China Competition in the Global Steel Market

The prevalence of Chinese steel exports in the global market continues to be a major structural challenge. As industry sources and global trade statistics cited in the Reuters news article indicate, Chinese exports have seen record volumes in late 2023 and are still driving global pricing trends.

This market environment puts Indian exporters in a tight spot, having to weigh pricing, transportation, and environmental regulatory requirements, especially in markets where cost competitiveness is given higher priority over sustainability.

Raw Material Security and Supply Chain Strategy

Apart from market diversification, the Indian government is also making efforts to secure access to important raw materials that are required for steel production.

These raw materials include coking coal, limestone, and manganese, among other important minerals.

State-owned companies like Steel Authority of India Limited (SAIL) and NMDC Limited are reportedly considering acquisitions of overseas assets and long-term offtake agreements in resource-rich countries such as Australia, Brazil, Argentina, and Indonesia.

Notably, India imports approximately 95% of its coking coal requirements, with Australia supplying more than half.
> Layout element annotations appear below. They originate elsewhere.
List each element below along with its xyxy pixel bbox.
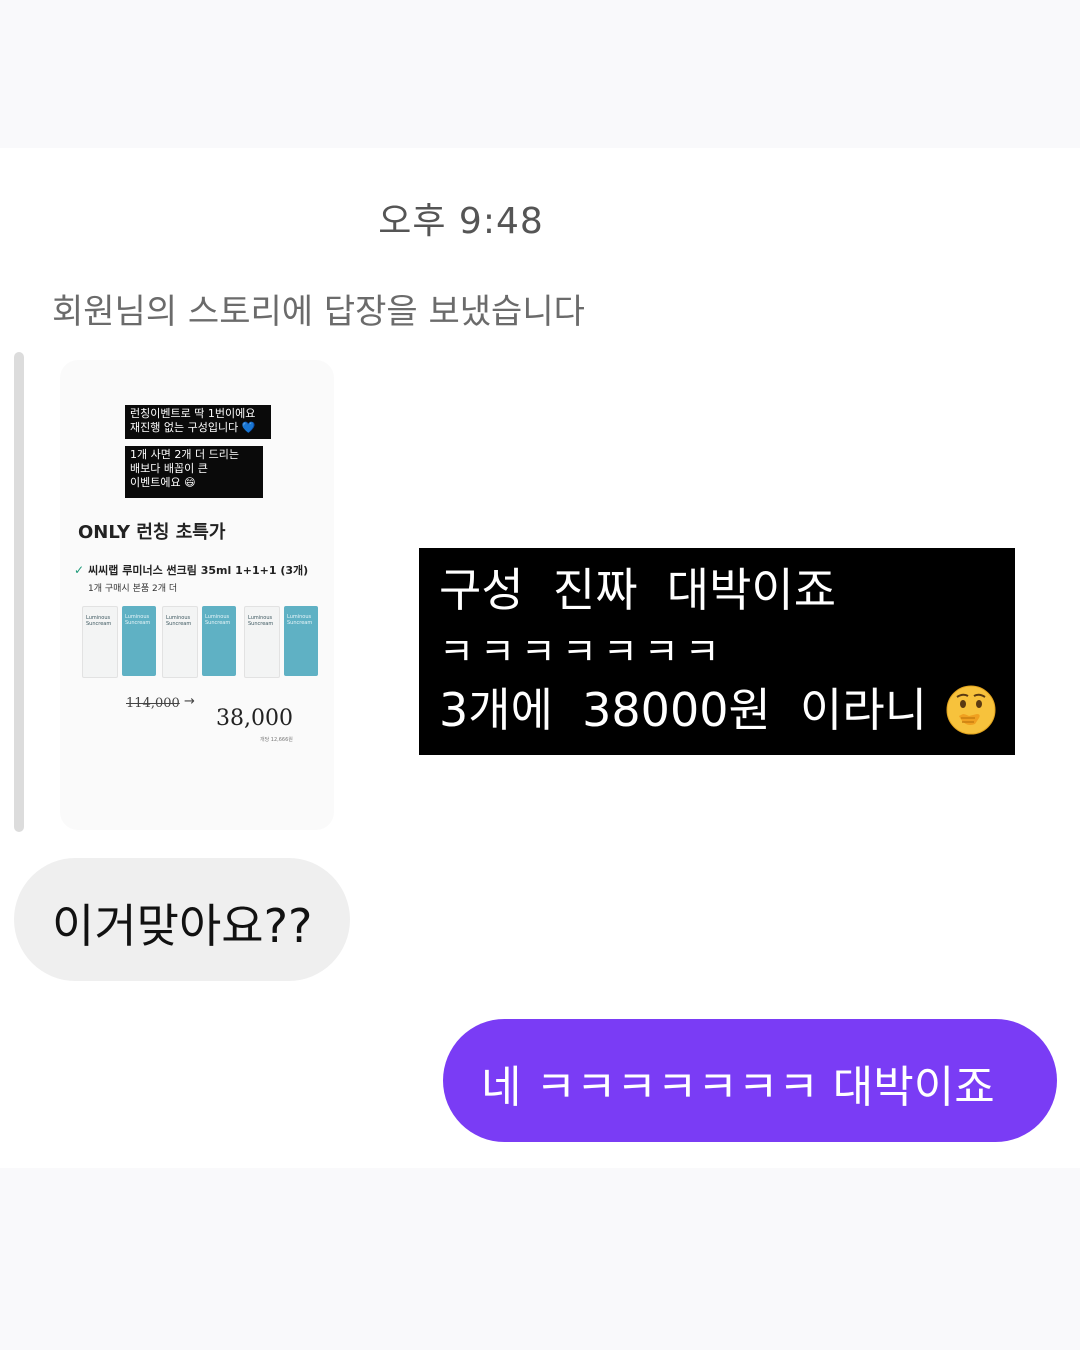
sunscreen-tube: Luminous Suncream (284, 606, 318, 676)
message-timestamp: 오후 9:48 (378, 201, 544, 242)
tube-label: Luminous Suncream (287, 614, 313, 626)
shushing-face-icon (946, 685, 996, 735)
sale-price: 38,000 (216, 706, 293, 731)
product-name: ✓ 씨씨랩 루미너스 썬크림 35ml 1+1+1 (3개) (74, 562, 308, 578)
sunscreen-tube: Luminous Suncream (244, 606, 280, 678)
story-text-sticker: 1개 사면 2개 더 드리는 배보다 배꼽이 큰 이벤트에요 😄 (125, 446, 263, 498)
arrow-right-icon: → (184, 694, 195, 709)
sunscreen-tube: Luminous Suncream (82, 606, 118, 678)
story-text-reply: 구성 진짜 대박이죠 ㅋㅋㅋㅋㅋㅋㅋ 3개에 38000원 이라니 (419, 548, 1015, 755)
sent-message-bubble[interactable]: 네 ㅋㅋㅋㅋㅋㅋㅋ 대박이죠 (443, 1019, 1057, 1142)
unit-price-note: 개당 12,666원 (260, 737, 293, 743)
sent-message-text: 네 ㅋㅋㅋㅋㅋㅋㅋ 대박이죠 (481, 1062, 995, 1113)
check-icon: ✓ (74, 563, 85, 577)
top-background (0, 0, 1080, 148)
tube-label: Luminous Suncream (248, 615, 274, 627)
received-message-bubble[interactable]: 이거맞아요?? (14, 858, 350, 981)
original-price: 114,000 (126, 696, 180, 711)
story-quote-bar (14, 352, 24, 832)
product-image: Luminous Suncream Luminous Suncream Lumi… (82, 606, 318, 678)
story-preview[interactable]: 런칭이벤트로 딱 1번이에요 재진행 없는 구성입니다 💙 1개 사면 2개 더… (60, 360, 334, 830)
product-name-text: 씨씨랩 루미너스 썬크림 35ml 1+1+1 (3개) (88, 564, 309, 577)
product-subtext: 1개 구매시 본품 2개 더 (88, 584, 178, 594)
sunscreen-tube: Luminous Suncream (202, 606, 236, 676)
reply-line: 구성 진짜 대박이죠 (439, 563, 837, 617)
tube-label: Luminous Suncream (205, 614, 231, 626)
sunscreen-tube: Luminous Suncream (122, 606, 156, 676)
story-reply-caption: 회원님의 스토리에 답장을 보냈습니다 (52, 292, 585, 332)
promo-title: ONLY 런칭 초특가 (78, 522, 226, 543)
tube-label: Luminous Suncream (86, 615, 112, 627)
sunscreen-tube: Luminous Suncream (162, 606, 198, 678)
story-text-sticker: 런칭이벤트로 딱 1번이에요 재진행 없는 구성입니다 💙 (125, 405, 271, 439)
reply-line: ㅋㅋㅋㅋㅋㅋㅋ (439, 630, 726, 674)
received-message-text: 이거맞아요?? (52, 899, 313, 953)
tube-label: Luminous Suncream (166, 615, 192, 627)
tube-label: Luminous Suncream (125, 614, 151, 626)
bottom-background (0, 1168, 1080, 1350)
reply-line: 3개에 38000원 이라니 (439, 683, 928, 737)
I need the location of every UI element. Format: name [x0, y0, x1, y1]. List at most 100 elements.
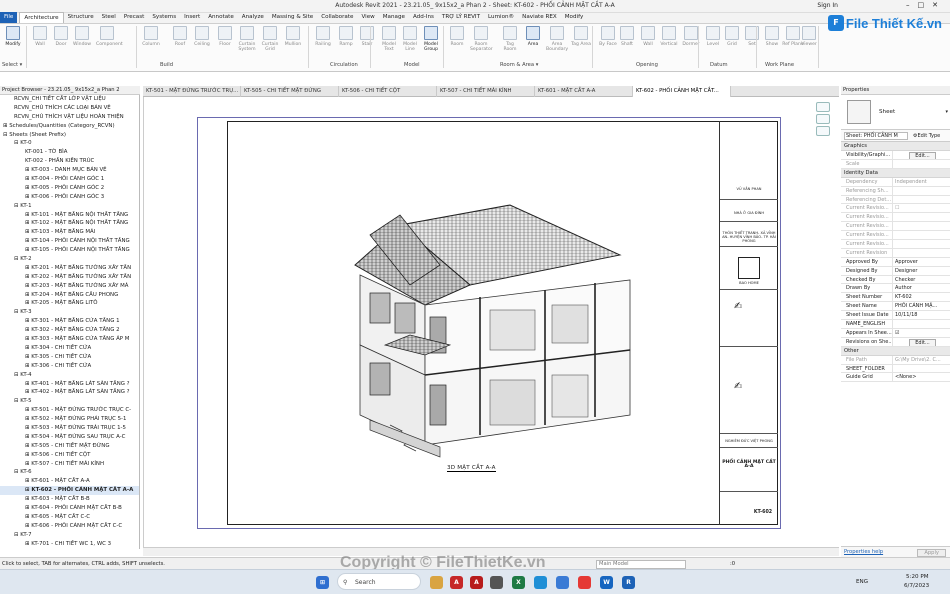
ribbon-button-viewer[interactable]: Viewer — [798, 25, 820, 61]
property-value[interactable] — [893, 222, 950, 230]
ribbon-tab-tr-l-revit[interactable]: TRỢ LÝ REVIT — [438, 12, 484, 23]
property-value[interactable] — [893, 320, 950, 328]
ribbon-button-shaft[interactable]: Shaft — [616, 25, 638, 61]
tree-item[interactable]: RCVN_CHÚ THÍCH CÁC LOẠI BẢN VẼ — [0, 104, 139, 113]
property-value[interactable]: Independent — [893, 178, 950, 186]
ribbon-button-column[interactable]: Column — [140, 25, 162, 61]
clock-time[interactable]: 5:20 PM — [906, 574, 929, 580]
tree-item[interactable]: ⊞ KT-202 - MẶT BẰNG TƯỜNG XÂY TẦN — [0, 273, 139, 282]
ribbon-button-railing[interactable]: Railing — [312, 25, 334, 61]
tree-item[interactable]: ⊞ KT-105 - PHỐI CẢNH NỘI THẤT TẦNG — [0, 246, 139, 255]
tree-item[interactable]: ⊞ KT-101 - MẶT BẰNG NỘI THẤT TẦNG — [0, 211, 139, 220]
ribbon-button-area[interactable]: Area — [522, 25, 544, 61]
ribbon-panel-opening[interactable]: Opening — [636, 62, 658, 68]
property-value[interactable] — [893, 187, 950, 195]
ribbon-panel-circulation[interactable]: Circulation — [330, 62, 358, 68]
edge-icon[interactable] — [534, 576, 547, 589]
edit-button[interactable]: Edit... — [909, 152, 936, 159]
ribbon-tab-precast[interactable]: Precast — [120, 12, 149, 23]
tree-item[interactable]: ⊞ KT-606 - PHỐI CẢNH MẶT CẮT C-C — [0, 522, 139, 531]
active-model-dropdown[interactable]: Main Model — [596, 560, 686, 569]
ribbon-button-wall[interactable]: Wall — [637, 25, 659, 61]
ribbon-button-ramp[interactable]: Ramp — [335, 25, 357, 61]
ribbon-button-curtain-system[interactable]: Curtain System — [236, 25, 258, 61]
property-value[interactable]: Edit... — [893, 338, 950, 346]
tree-item[interactable]: ⊞ KT-005 - PHỐI CẢNH GÓC 2 — [0, 184, 139, 193]
tree-item[interactable]: ⊞ KT-306 - CHI TIẾT CỬA — [0, 362, 139, 371]
windows-start-icon[interactable]: ⊞ — [316, 576, 329, 589]
ribbon-tab-modify[interactable]: Modify — [561, 12, 588, 23]
language-indicator[interactable]: ENG — [856, 579, 868, 585]
ribbon-tab-architecture[interactable]: Architecture — [19, 12, 64, 23]
ribbon-panel-build[interactable]: Build — [160, 62, 173, 68]
tree-item[interactable]: ⊞ KT-305 - CHI TIẾT CỬA — [0, 353, 139, 362]
revit-icon[interactable]: R — [622, 576, 635, 589]
excel-icon[interactable]: X — [512, 576, 525, 589]
property-value[interactable]: Approver — [893, 258, 950, 266]
property-value[interactable]: Designer — [893, 267, 950, 275]
ribbon-button-vertical[interactable]: Vertical — [658, 25, 680, 61]
ribbon-tab-file[interactable]: File — [0, 12, 18, 23]
tree-item[interactable]: ⊞ KT-402 - MẶT BẰNG LÁT SÀN TẦNG ? — [0, 388, 139, 397]
ribbon-panel-datum[interactable]: Datum — [710, 62, 728, 68]
ribbon-button-modify[interactable]: Modify — [2, 25, 24, 61]
tree-item[interactable]: ⊞ KT-506 - CHI TIẾT CỘT — [0, 451, 139, 460]
property-value[interactable]: ☐ — [893, 204, 950, 212]
tree-item[interactable]: RCVN_CHÚ THÍCH VẬT LIỆU HOÀN THIỆN — [0, 113, 139, 122]
tree-item[interactable]: ⊟ KT-3 — [0, 308, 139, 317]
property-group-identity-data[interactable]: Identity Data — [841, 168, 950, 178]
tree-item[interactable]: ⊞ KT-301 - MẶT BẰNG CỬA TẦNG 1 — [0, 317, 139, 326]
tree-item[interactable]: RCVN_CHI TIẾT CẮT LỚP VẬT LIỆU — [0, 95, 139, 104]
ribbon-button-roof[interactable]: Roof — [169, 25, 191, 61]
tree-item[interactable]: ⊞ KT-104 - PHỐI CẢNH NỘI THẤT TẦNG — [0, 237, 139, 246]
edit-type-button[interactable]: ⚙Edit Type — [913, 132, 940, 140]
ribbon-button-door[interactable]: Door — [50, 25, 72, 61]
tree-item[interactable]: ⊞ KT-203 - MẶT BẰNG TƯỜNG XÂY MÁ — [0, 282, 139, 291]
tree-item[interactable]: ⊞ KT-604 - PHỐI CẢNH MẶT CẮT B-B — [0, 504, 139, 513]
tree-item[interactable]: KT-002 - PHẦN KIẾN TRÚC — [0, 157, 139, 166]
tree-item[interactable]: ⊞ KT-006 - PHỐI CẢNH GÓC 3 — [0, 193, 139, 202]
chrome-icon[interactable] — [578, 576, 591, 589]
property-value[interactable]: Author — [893, 284, 950, 292]
property-value[interactable]: <None> — [893, 373, 950, 381]
tree-item[interactable]: ⊞ KT-003 - DANH MỤC BẢN VẼ — [0, 166, 139, 175]
tree-item[interactable]: ⊞ KT-302 - MẶT BẰNG CỬA TẦNG 2 — [0, 326, 139, 335]
tree-item[interactable]: ⊞ KT-501 - MẶT ĐỨNG TRƯỚC TRỤC C- — [0, 406, 139, 415]
ribbon-button-area-boundary[interactable]: Area Boundary — [546, 25, 568, 61]
ribbon-button-room[interactable]: Room — [446, 25, 468, 61]
ribbon-button-floor[interactable]: Floor — [214, 25, 236, 61]
tree-item[interactable]: ⊞ KT-502 - MẶT ĐỨNG PHẢI TRỤC 5-1 — [0, 415, 139, 424]
tree-item[interactable]: ⊟ KT-1 — [0, 202, 139, 211]
tree-item[interactable]: ⊞ KT-004 - PHỐI CẢNH GÓC 1 — [0, 175, 139, 184]
tree-item[interactable]: ⊟ KT-7 — [0, 531, 139, 540]
property-value[interactable] — [893, 213, 950, 221]
tree-item[interactable]: ⊟ Sheets (Sheet Prefix) — [0, 131, 139, 140]
view-tab[interactable]: KT-506 - CHI TIẾT CỘT — [339, 86, 437, 97]
property-value[interactable]: Edit... — [893, 151, 950, 159]
tree-item[interactable]: ⊟ KT-5 — [0, 397, 139, 406]
property-value[interactable]: KT-602 — [893, 293, 950, 301]
property-value[interactable]: 10/11/18 — [893, 311, 950, 319]
view-tab[interactable]: KT-507 - CHI TIẾT MÁI KÍNH — [437, 86, 535, 97]
ribbon-button-stair[interactable]: Stair — [356, 25, 378, 61]
ribbon-panel-work-plane[interactable]: Work Plane — [765, 62, 794, 68]
taskbar-search-input[interactable]: ⚲ Search — [337, 573, 421, 590]
ribbon-tab-naviate-rex[interactable]: Naviate REX — [518, 12, 561, 23]
apply-button[interactable]: Apply — [917, 549, 946, 557]
house-section-3d-view[interactable] — [330, 185, 660, 465]
ribbon-button-model-group[interactable]: Model Group — [420, 25, 442, 61]
tree-item[interactable]: ⊞ KT-503 - MẶT ĐỨNG TRÁI TRỤC 1-5 — [0, 424, 139, 433]
ribbon-button-ceiling[interactable]: Ceiling — [191, 25, 213, 61]
ribbon-button-model-line[interactable]: Model Line — [399, 25, 421, 61]
ribbon-tab-insert[interactable]: Insert — [180, 12, 204, 23]
tree-item[interactable]: ⊟ KT-4 — [0, 371, 139, 380]
tree-item[interactable]: ⊞ KT-201 - MẶT BẰNG TƯỜNG XÂY TẦN — [0, 264, 139, 273]
tree-item[interactable]: ⊞ KT-701 - CHI TIẾT WC 1, WC 3 — [0, 540, 139, 549]
tree-item[interactable]: ⊞ KT-103 - MẶT BẰNG MÁI — [0, 228, 139, 237]
tree-item[interactable]: ⊞ KT-603 - MẶT CẮT B-B — [0, 495, 139, 504]
steering-wheel-icon[interactable] — [816, 102, 830, 112]
ribbon-button-room-separator[interactable]: Room Separator — [470, 25, 493, 61]
ribbon-tab-view[interactable]: View — [357, 12, 378, 23]
property-value[interactable]: ☑ — [893, 329, 950, 337]
chevron-down-icon[interactable]: ▾ — [945, 109, 948, 115]
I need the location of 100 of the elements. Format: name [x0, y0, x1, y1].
This high import dependency exposes the steel sector to supply disruptions and price volatility, reinforcing the importance of overseas mining investments.

Policy Implications and Strategic Outlook

The change in export policy is indicative of the nexus between climate policies and the transformation of global trade. CBAM is more than a climate policy; it is a trade policy that is redefining competitiveness. The implications for India are threefold:

  • Greater need to decarbonize the domestic steel industry
  • Urgent need to diversify the export market
  • Investment in raw material security

The Steel Secretary of India has stated that the Indian government may have to intervene to help exporters who are affected by the carbon tax system in Europe.

Conclusion

The Indian initiative to increase steel exports to the Middle East and Asia can be seen as a strategic reaction to the carbon border tax imposed by the EU and the changing global trade environment. Although diversification may help offset the negative impact of lost exports, future competitiveness will depend on decarbonization, supply chain robustness, and technological upgrading. In a world where environmental policies are increasingly influencing global trade, the Indian steel industry is on the threshold of a new era in which sustainability, geopolitics, and diversification will shape its future global position.